MIT's media lab compares it to a "real-life Transformer" — a highly adaptable, infinitely scalable machine that can assume almost any shape imaginable. It's called the Milli-Motein. Think of it as programmable matter, the latest development in the growing digital fabrication revolution.
The line that separates the biological world from the synthetic one is growing ever-fainter, as each sphere borrows more and more tricks from the other's playbook. In September, researchers announced the development of an electronic implant that can dissolve completely inside your body. Last month, a man climbed America's tallest skyscraper with the world's first neurally controlled prosthetic leg. Now, researchers inspired by structural biochemistry are working to design shapeshifting robots that could, in theory, assume almost any form imaginable.
The biological concept central to these modifiable machines is protein structure. Organic beings owe much of their complexity, adaptability and functional elegance to proteins. These tiny molecular structures — coded for in DNA and composed of strings of amino acids — can assume an untold number of shapes to fulfill an organism's various functions, and are the universal workforce common to all forms of life. Now, a team of researchers at MIT has melded the concept of infinitely adaptable protein structures with the world of robotics. The end result? The Milli-Motein — a reconfigurable robot, reminiscent of a millipede in its unfolded form, that marks a major step "toward something that can become almost anything."

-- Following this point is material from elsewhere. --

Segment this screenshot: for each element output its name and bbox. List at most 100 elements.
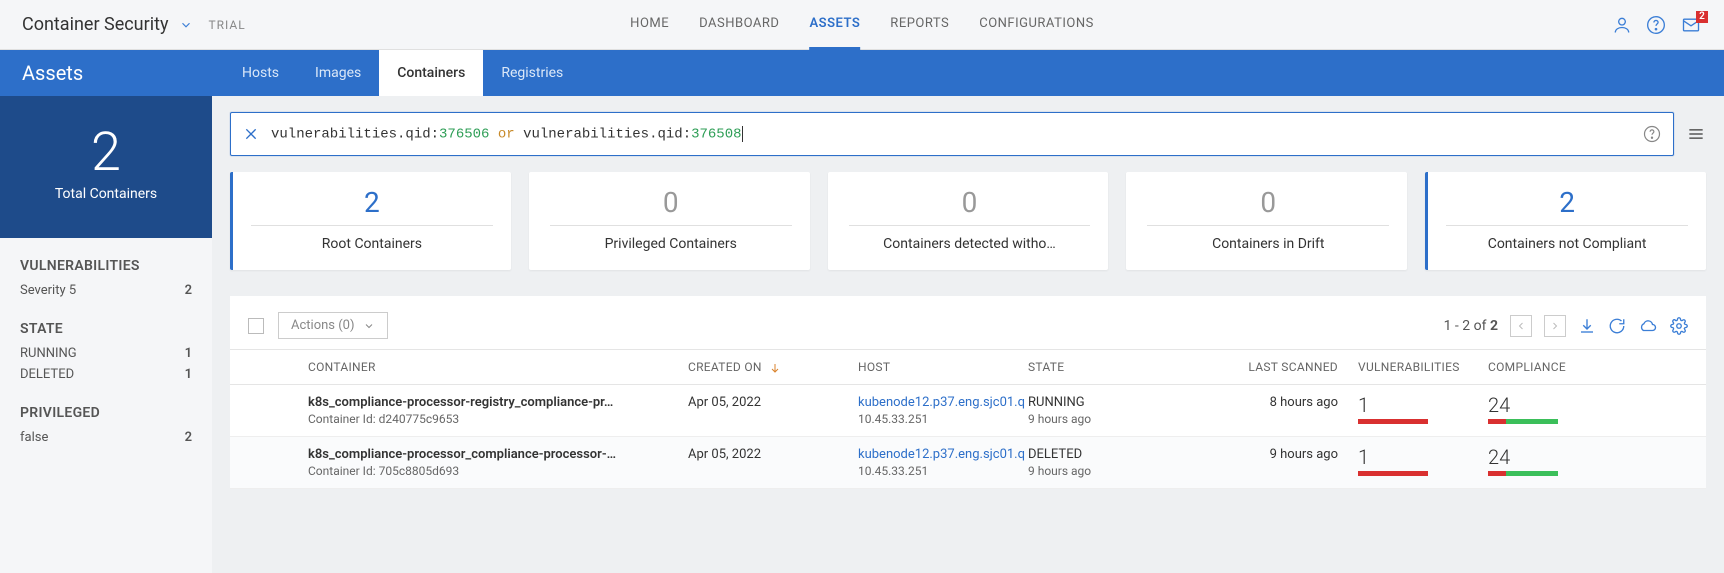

Co.Design's Mark Wilson spoke with research lead Neil Gershenfeld about their protein-inspired, myriapodal machines, "a robotic manifestation of raw digital data":
At just a few centimeters long, this metal caterpillar is a bit unimpressive to look at, but so is binary code. In reality, it's a one-dimensional robot, a segmented strand of 0s and 1s that's theoretically capable of bending into any shape or structure you can imagine. Coffee cups. Airplane turbines. Anything. "You give us a shape, we give you a code to fold it," Gershenfeld tells me.
On one hand, the Milli-Motein is a radical idea. Any one Milli-Motein circuit could reshape itself to become a smart component of a larger machine, like a turbine, a wheel, or a fender. But on the other hand, its innovation is based on a process that's several billion years old, entrenched in every single cell in our bodies: ribosomes. Ribosomes are proteins that make proteins. They use a process called elongation to build proteins from one-dimensional chains. These chains, via the intricate miracle of protein folding, become the molecular machines in our bodies that sense light in our eyes or move muscles in our arms. It's this 1:1 parallel that allows Gershenfeld to confidently call the Milli-Motein "a mechanical protein, or programmable matter." I like the term "physical software," too.
The Milli-Motein represents the latest advance in what Gershenfield describes in this week's issue of Foreign Affairs as the Digital Fabrication Revolution. "Digital fabrication will allow individuals to design and produce tangible objects on demand, wherever and whenever they need them," he writes. Need a new bike part? Make it yourself on a CNC machine. Need a protective case for your new laptop? Download the blueprints online and print one on your 3D printer. Need a new bike part that can transform into a laptop case? Milli-Motein's your Huckleberry.
"[Milli-Motein] brings us closer to the idea of programmable matter - where computer programs and materials merge to form a new kind of matter whose shape and function can be programmed - not unlike biology," explains Hod Lipson, an associate professor of mechanical and aerospace engineering and computing and information science at Cornell University, in a release.
"Many people are excited today to learn about 3-D printing and its ability to fabricate any shape; Gershenfeld's group is already thinking about the next episode, where we don't just control the shape of objects, but also their behavior."